Tiba-tiba Ben menarik Reen mengarah ke kamar atas. Ben didepan & Reen dibelakang. Reen sesekali mencuri pandang ke arah Ben. Tiba-tiba Ben mengeluh kesakitan tepat sampai di lantai atas.

"Arrrrh," keluh Ben kesakitan.

"Papa kenapa?" ucap Reen khawatir.

"Sebentar, arghhh..." keluh Ben, Ben lari ke toilet lantai atas.

Tiba tiba suara walkie talkie terdengar, Reen mengangkatnya di tasnya, suara pak Atma tentang mie instan yang sudah diatas dipesan oleh Ben. Ben tetap ke toilet tak peduli.

Di toilet, Ben berkaca melihat pinggangnya keluar banyak darah. Dengan masih gemetar, ia menutupnya dengan tangan, mengambil gulungan tisu di toilet, dan kameja yang sudah penuh darah ia pakai kembali.

Ben ke arah kamar lagi. Ben menggedor-gedor pintu, sampai dua kali. Ben kebingungan harus bagaimana. Pak Atma teriak dari bawah.

"Beeeen, Beeeen!!"

Ben mencari sumber suara, ia menuju ke bawah. Sampai ke bawah, tidak ada siapa-siapa disitu. Lampu lapangan menyorotnya, pandangannya kabur. Ia balikkan badan terlihat ada kampak disitu. Aneh kampaknya masih ada, namun keanehan itu tak terpikir oleh Ben.

Terlihat dari lapangan, seseorang keluar kamar. Ternyata Ben yang lain muncul dari lantai atas.

"Ben bangsattttt!!!!!!" ucap Ben pelan dan tubuh yang gemetar. Ia ambil kampak dan berdiri tegak.

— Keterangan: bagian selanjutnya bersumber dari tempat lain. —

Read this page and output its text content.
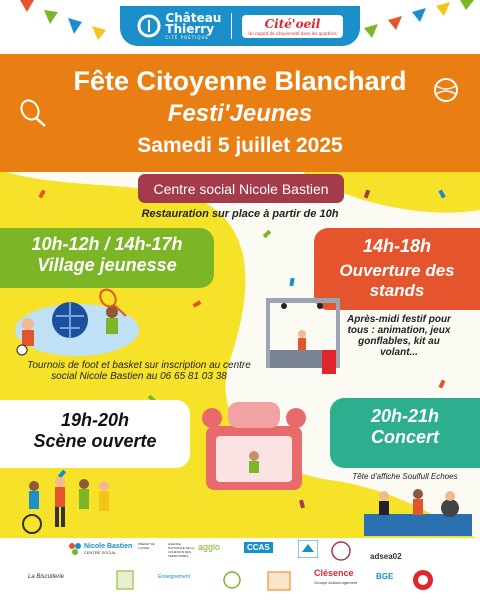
Château
Thierry
CITÉ POÉTIQUE
Cité'oeil
Un regard de citoyenneté dans les quartiers
Fête Citoyenne Blanchard
Festi'Jeunes
Samedi 5 juillet 2025
Centre social Nicole Bastien
Restauration sur place à partir de 10h
10h-12h / 14h-17h
Village jeunesse
Tournois de foot et basket sur inscription au centre social Nicole Bastien au 06 65 81 03 38
14h-18h
Ouverture des stands
Après-midi festif pour tous : animation, jeux gonflables, kit au volant...
19h-20h
Scène ouverte
20h-21h
Concert
Tête d'affiche Soulfull Echoes
Nicole Bastien
CENTRE SOCIAL
PRÉFET DE L'AISNE
AGENCE NATIONALE DE LA COHÉSION DES TERRITOIRES
agglo	CCAS
adsea02
La Biscuiterie	Enseignement	Clésence
Groupe ActionLogement
BGE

Ben lain turun kebawah. Ben berdiri sejenak, jalan pelan, semakin lama semakin cepat tapi bukan lari. Hanya jalan namun cepat. Langkah Ben yang semakin dekat dengan Ben lain, semakin pula meningkatkan hasrat membunuh Ben lain itu. Ben lain terlihat mengambil sebatang kayu. Ben tak peduli. Ben Semakin dekat dan berhenti sekitar 5 meter di hadapannya. Ia memperhatikan jelas wajahnya. Ben lain dengan kepolosannya, tiba-tiba berubah senyum sangat lebar ke arah Ben.

"Ben, apa kau pantas," ucap Ben lain dengan senyuman pancingannya.

Entah itu khayalan Ben atau tidak, Ben semakin panas. Matanya melotot, bibirnya tersenyum puas akhirnya bisa dengan dekat membunuh orang itu. Ben menghentakkan kampak ke arah Ben lain, Ben lain menghindar dan kabur refleks ketakutan.

Ben mengejar penuh amarah ke orang itu, memasuki ruangan yang kosong dan gelap. Ia susuri setiap sudut ruangan, sampai melihat sebuah pintu. Ia intip lubang pintu, terlihat Ben lain ketakutan, suaranya terdengar.

"Tenang woyyy, gua benerin mobil looo!!" teriak Ben lain.

Ben tak peduli, hasrat kebencian terhadap Ben lain itu tak terelakkan. Ben menghajar pintu dengan brutal memakai kampak di tangannya.

Duk, duk dukkk!!

Duk, duk dukkk!!

Duk, duk dukkk!!

Ben terus menghajar pintu.

Tiba-tiba dari belakang sebuah tangan muncul membius Ben dengan sapu tangan.